GPU TEE Inference

Run AI models with hardware secured privacy and verifiable output. No code change required.

Features

Drop-in Replacement for LLM API

Enjoy the privacy and verifiability with zero cost. Our API is fully OpenAI-compatible. Just switch the endpoint and you're ready to go.

Learn more

Don't Trust, Verify

Every inference runs inside TEE. Data stays private and outputs are tamper-proof. You receive remote attestation to cryptographically verify the trustworthiness of each result.

Learn more

NVIDIA Confidential Compute & Open Infra

Built on NVIDIA Confidential Computing technology and the open source private-ml-sdk and dstack, you get unmatched transparency, hardware-backed security, open code, and full control.

Frequently Asked Questions

What is a TEE?

A Trusted Execution Environment (TEE) is a secure environment that isolates code and data from the host system using hardware-level protection. Even the vendor or operating system cannot access the app data or interfere with code execution. It enables verifiable and encrypted computation.
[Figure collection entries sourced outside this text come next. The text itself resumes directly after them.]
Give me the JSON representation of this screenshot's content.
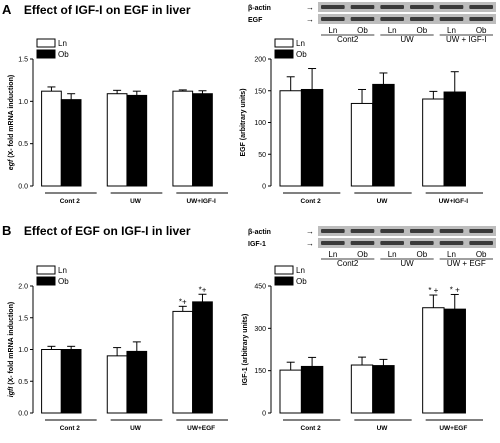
{
  "panels": {
    "A": {
      "letter": "A",
      "title": "Effect of IGF-I on EGF in liver"
    },
    "B": {
      "letter": "B",
      "title": "Effect of EGF on IGF-I in liver"
    }
  },
  "blots": [
    {
      "row1": "β-actin",
      "row2": "EGF",
      "lanes": [
        "Ln",
        "Ob",
        "Ln",
        "Ob",
        "Ln",
        "Ob"
      ],
      "groups": [
        "Cont2",
        "UW",
        "UW + IGF-I"
      ]
    },
    {
      "row1": "β-actin",
      "row2": "IGF-1",
      "lanes": [
        "Ln",
        "Ob",
        "Ln",
        "Ob",
        "Ln",
        "Ob"
      ],
      "groups": [
        "Cont2",
        "UW",
        "UW + EGF"
      ]
    }
  ],
  "colors": {
    "ln": "#ffffff",
    "ob": "#000000",
    "blot_bg": "#bdbdbd",
    "band": "#3a3a3a"
  },
  "chart_data": [
    {
      "type": "bar",
      "ylabel_italic": "egf",
      "ylabel_rest": " (X- fold mRNA induction)",
      "categories": [
        "Cont 2",
        "UW",
        "UW+IGF-I"
      ],
      "series": [
        {
          "name": "Ln",
          "values": [
            1.12,
            1.09,
            1.12
          ],
          "errors": [
            0.05,
            0.04,
            0.015
          ]
        },
        {
          "name": "Ob",
          "values": [
            1.02,
            1.07,
            1.09
          ],
          "errors": [
            0.07,
            0.05,
            0.035
          ]
        }
      ],
      "ylim": [
        0,
        1.5
      ],
      "yticks": [
        "0.0",
        "0.5",
        "1.0",
        "1.5"
      ],
      "yticks_values": [
        0,
        0.5,
        1.0,
        1.5
      ],
      "legend": "top-left",
      "annotations": []
    },
    {
      "type": "bar",
      "ylabel_italic": "",
      "ylabel_rest": "EGF (arbitrary units)",
      "categories": [
        "Cont 2",
        "UW",
        "UW+IGF-I"
      ],
      "series": [
        {
          "name": "Ln",
          "values": [
            150,
            130,
            137
          ],
          "errors": [
            22,
            22,
            12
          ]
        },
        {
          "name": "Ob",
          "values": [
            152,
            160,
            148
          ],
          "errors": [
            33,
            18,
            32
          ]
        }
      ],
      "ylim": [
        0,
        200
      ],
      "yticks": [
        "0",
        "50",
        "100",
        "150",
        "200"
      ],
      "yticks_values": [
        0,
        50,
        100,
        150,
        200
      ],
      "legend": "top-left",
      "annotations": []
    },
    {
      "type": "bar",
      "ylabel_italic": "igfI",
      "ylabel_rest": " (X- fold mRNA induction)",
      "categories": [
        "Cont 2",
        "UW",
        "UW+EGF"
      ],
      "series": [
        {
          "name": "Ln",
          "values": [
            1.0,
            0.9,
            1.6
          ],
          "errors": [
            0.05,
            0.13,
            0.08
          ]
        },
        {
          "name": "Ob",
          "values": [
            1.0,
            0.97,
            1.75
          ],
          "errors": [
            0.05,
            0.15,
            0.12
          ]
        }
      ],
      "ylim": [
        0,
        2.0
      ],
      "yticks": [
        "0.0",
        "0.5",
        "1.0",
        "1.5",
        "2.0"
      ],
      "yticks_values": [
        0,
        0.5,
        1.0,
        1.5,
        2.0
      ],
      "legend": "top-left",
      "annotations": [
        {
          "series": 0,
          "category": 2,
          "text": "*+"
        },
        {
          "series": 1,
          "category": 2,
          "text": "*+"
        }
      ]
    },
    {
      "type": "bar",
      "ylabel_italic": "",
      "ylabel_rest": "IGF-1 (arbitrary units)",
      "categories": [
        "Cont 2",
        "UW",
        "UW+EGF"
      ],
      "series": [
        {
          "name": "Ln",
          "values": [
            152,
            170,
            373
          ],
          "errors": [
            28,
            28,
            45
          ]
        },
        {
          "name": "Ob",
          "values": [
            165,
            168,
            368
          ],
          "errors": [
            32,
            22,
            52
          ]
        }
      ],
      "ylim": [
        0,
        450
      ],
      "yticks": [
        "0",
        "150",
        "300",
        "450"
      ],
      "yticks_values": [
        0,
        150,
        300,
        450
      ],
      "legend": "top-left",
      "annotations": [
        {
          "series": 0,
          "category": 2,
          "text": "* +"
        },
        {
          "series": 1,
          "category": 2,
          "text": "* +"
        }
      ]
    }
  ]
}
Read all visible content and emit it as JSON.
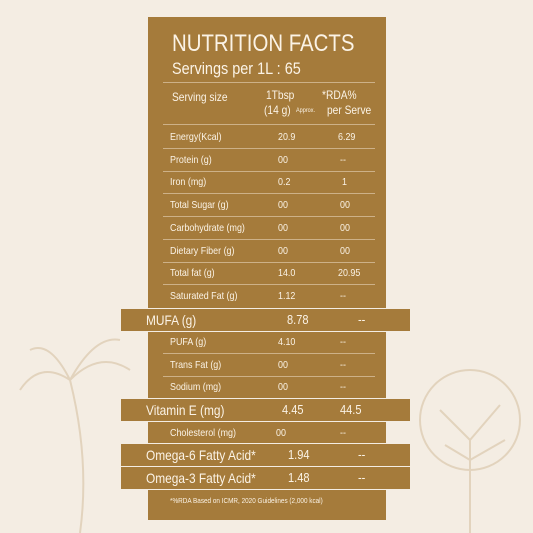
{
  "header": {
    "title": "NUTRITION FACTS",
    "servings": "Servings per 1L : 65"
  },
  "columns": {
    "label": "Serving size",
    "amount": "1Tbsp",
    "amount_sub": "(14 g)",
    "amount_note": "Approx.",
    "rda": "*RDA%",
    "rda_sub": "per Serve"
  },
  "rows": [
    [
      "Energy(Kcal)",
      "20.9",
      "6.29"
    ],
    [
      "Protein (g)",
      "00",
      "--"
    ],
    [
      "Iron (mg)",
      "0.2",
      "1"
    ],
    [
      "Total Sugar (g)",
      "00",
      "00"
    ],
    [
      "Carbohydrate (mg)",
      "00",
      "00"
    ],
    [
      "Dietary Fiber (g)",
      "00",
      "00"
    ],
    [
      "Total fat (g)",
      "14.0",
      "20.95"
    ],
    [
      "Saturated Fat (g)",
      "1.12",
      "--"
    ],
    [
      "MUFA (g)",
      "8.78",
      "--"
    ],
    [
      "PUFA (g)",
      "4.10",
      "--"
    ],
    [
      "Trans Fat (g)",
      "00",
      "--"
    ],
    [
      "Sodium (mg)",
      "00",
      "--"
    ],
    [
      "Vitamin E (mg)",
      "4.45",
      "44.5"
    ],
    [
      "Cholesterol (mg)",
      "00",
      "--"
    ],
    [
      "Omega-6 Fatty Acid*",
      "1.94",
      "--"
    ],
    [
      "Omega-3 Fatty Acid*",
      "1.48",
      "--"
    ]
  ],
  "footnote": "*%RDA Based on ICMR, 2020 Guidelines (2,000 kcal)"
}
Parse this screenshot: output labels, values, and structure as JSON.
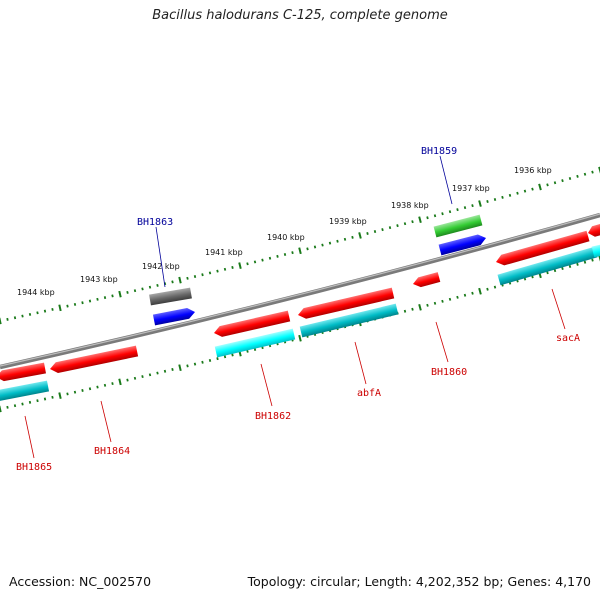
{
  "title": "Bacillus halodurans C-125, complete genome",
  "footer": {
    "accession": "Accession: NC_002570",
    "topology": "Topology: circular; Length: 4,202,352 bp; Genes: 4,170"
  },
  "colors": {
    "backbone": "#808080",
    "tick": "#1a7a1a",
    "label_red": "#cc0000",
    "label_blue": "#000099",
    "red": "#ff0000",
    "cyan": "#00c8d2",
    "bright_cyan": "#00ffff",
    "blue": "#0000ff",
    "green": "#33cc33",
    "gray": "#666666"
  },
  "tick_labels": [
    "1944 kbp",
    "1943 kbp",
    "1942 kbp",
    "1941 kbp",
    "1940 kbp",
    "1939 kbp",
    "1938 kbp",
    "1937 kbp",
    "1936 kbp"
  ],
  "gene_labels": {
    "BH1865": "BH1865",
    "BH1864": "BH1864",
    "BH1863": "BH1863",
    "BH1862": "BH1862",
    "abfA": "abfA",
    "BH1860": "BH1860",
    "BH1859": "BH1859",
    "sacA": "sacA"
  }
}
What is GPU TEE Inference?

GPU TEE Inference runs AI models inside GPU-based TEEs, providing hardware-level privacy and verifiability. It ensures that both your input data and model outputs are protected from cloud providers and third parties.
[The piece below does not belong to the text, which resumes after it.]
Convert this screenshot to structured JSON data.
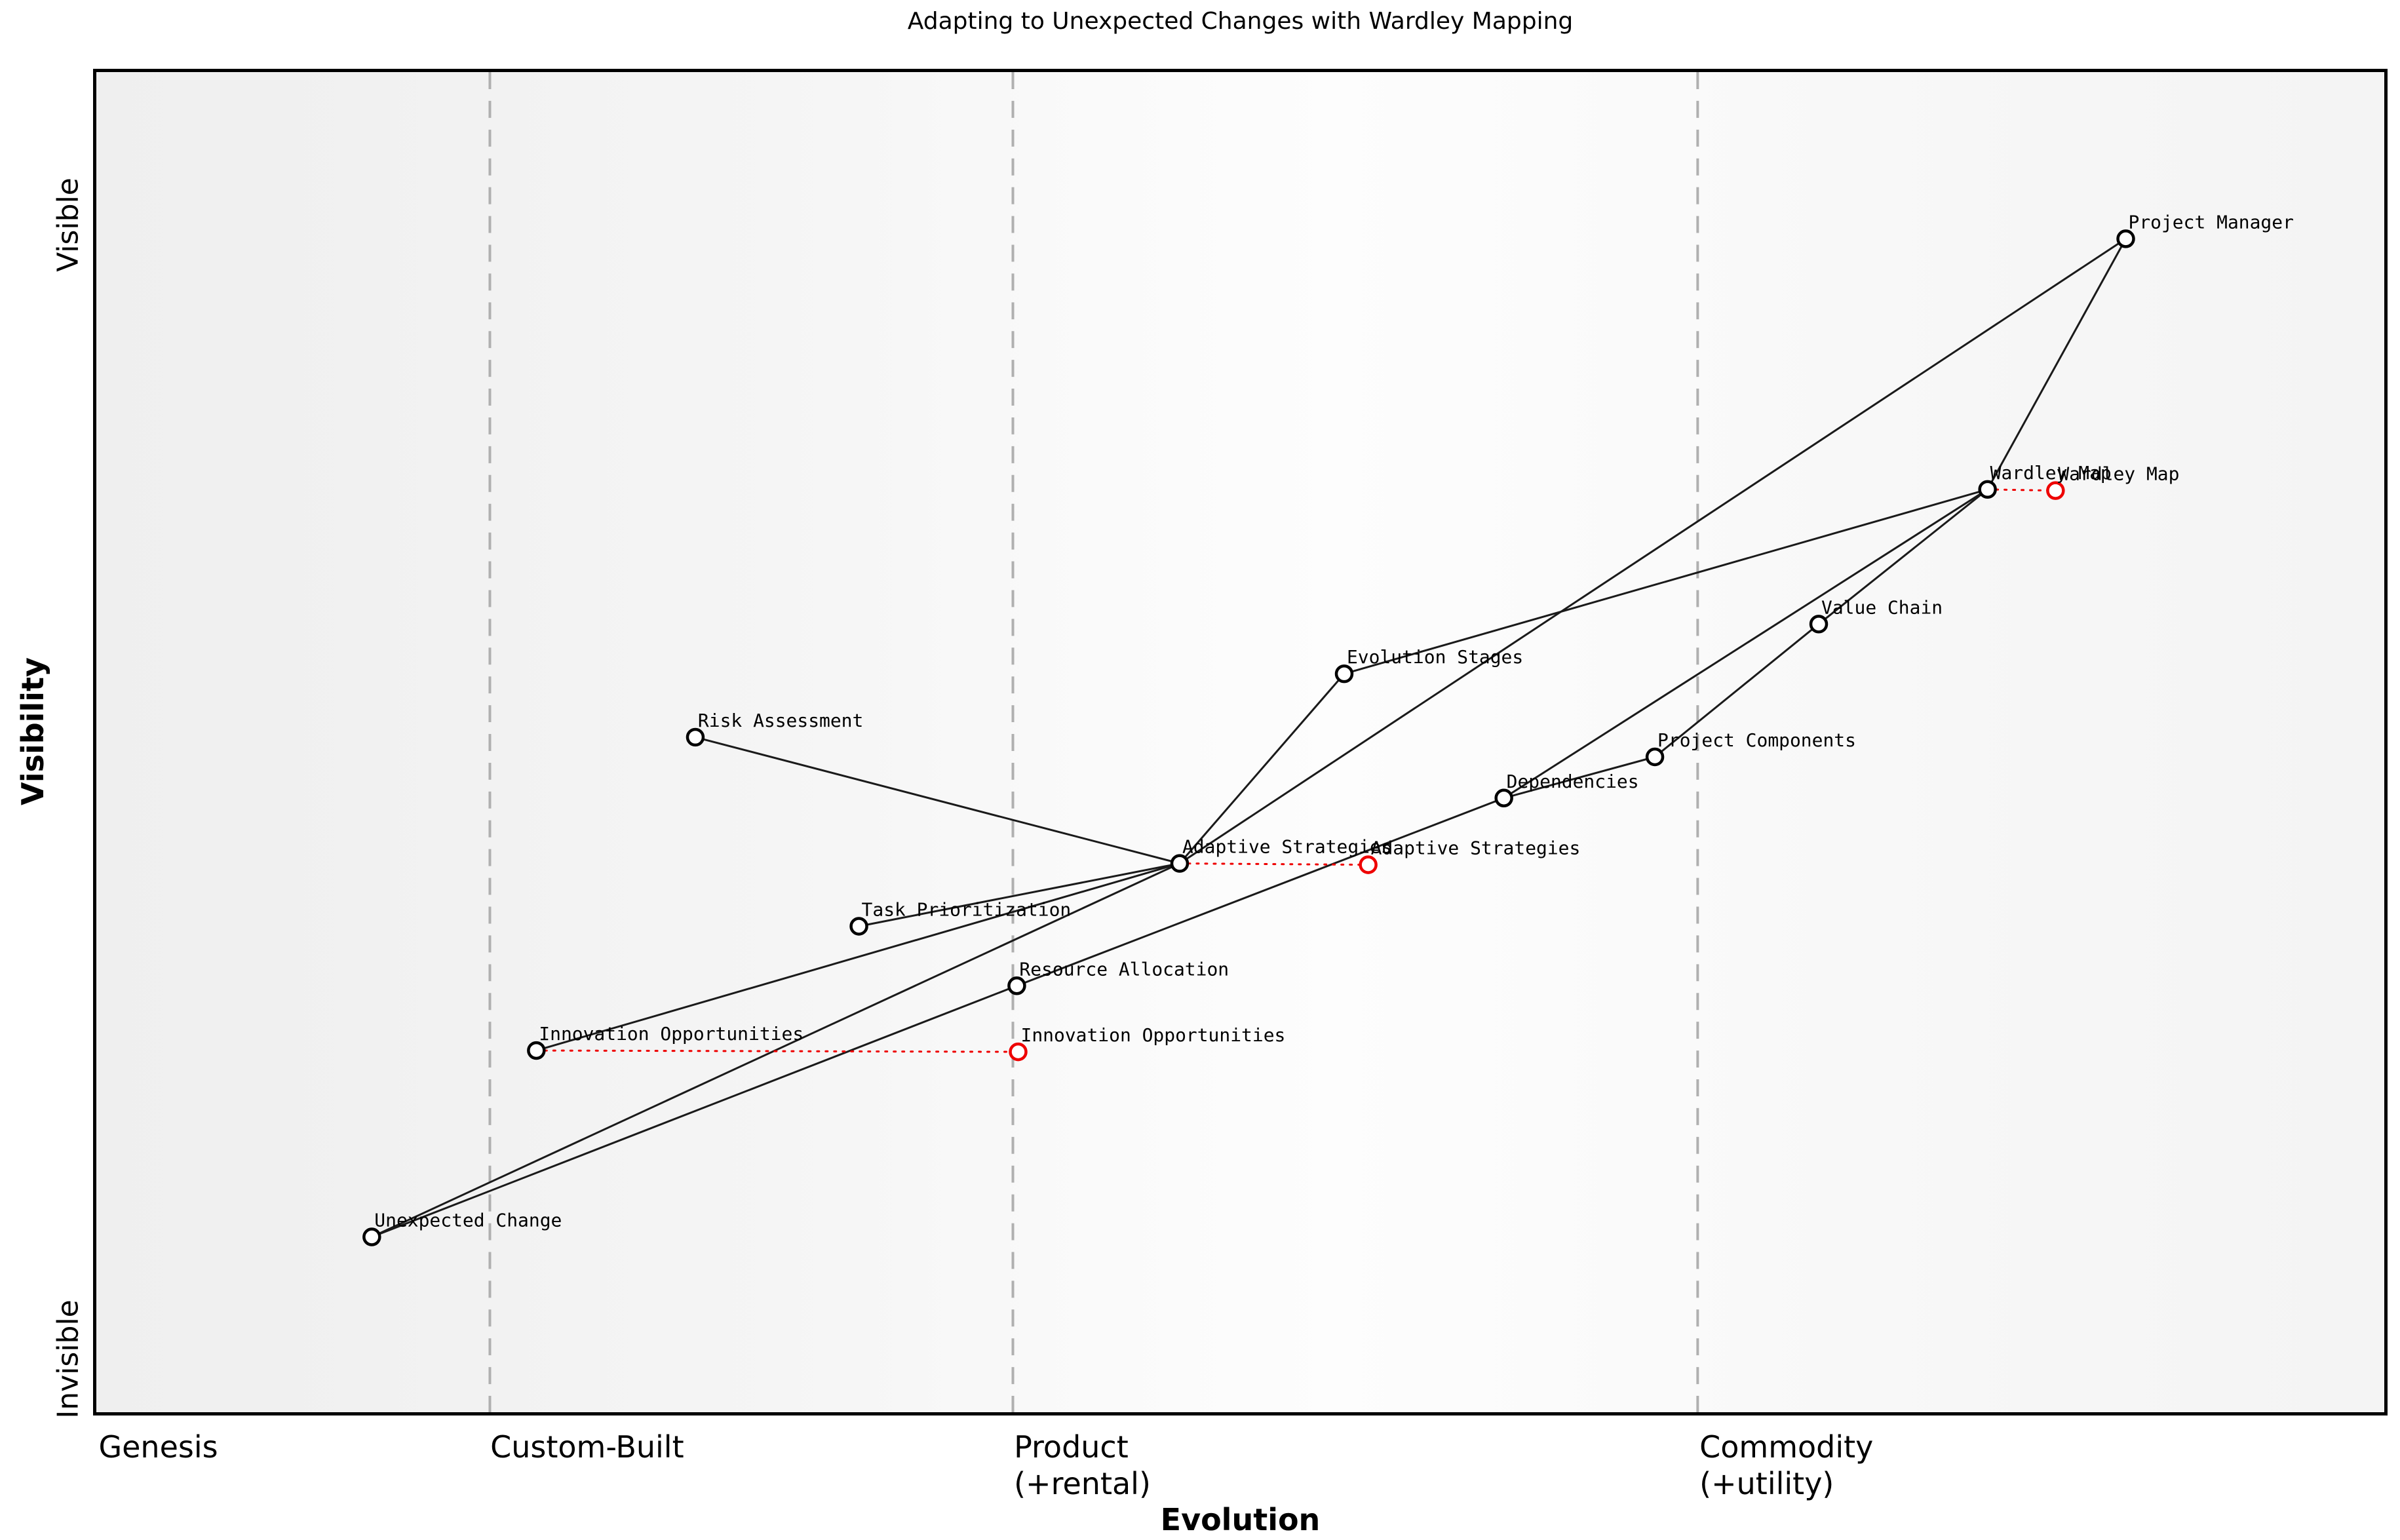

How is this different from using OpenAI or Hugging Face APIs?

Unlike traditional APIs, GPU TEE Inference provides confidentiality and execution proof. Each call runs inside a secure NVIDIA GPU TEE and includes remote attestation. So you can verify the inference was executed in a secure environment.

Is the API really OpenAI-compatible?

Yes. Our API is fully compatible with OpenAI and OpenRouter standards. Just update the base URL and reuse your existing code and tools. No rewrites required.

How can I verify that an inference was private and secure?

Every inference includes a cryptographic proof that shows it ran securely inside a GPU TEE. You can verify both the platform's integrity and the result itself. So your users can trust the output, not just take it on faith.

What hardware does Phala Cloud use for GPU TEE Inference?

Phala Cloud runs AI Inference tasks on TEE-enabled hardware such as Intel Xeon CPUs (for Intel TDX) and NVIDIA H100/H200 GPUs (NVIDIA Confidential Computing).

How much does it cost to use GPU TEE Inference?

We offer fair and transparent pricing that matches other AI inference providers. The difference is that with GPU TEE Inference, you get much stronger privacy and verifiable security at no additional cost.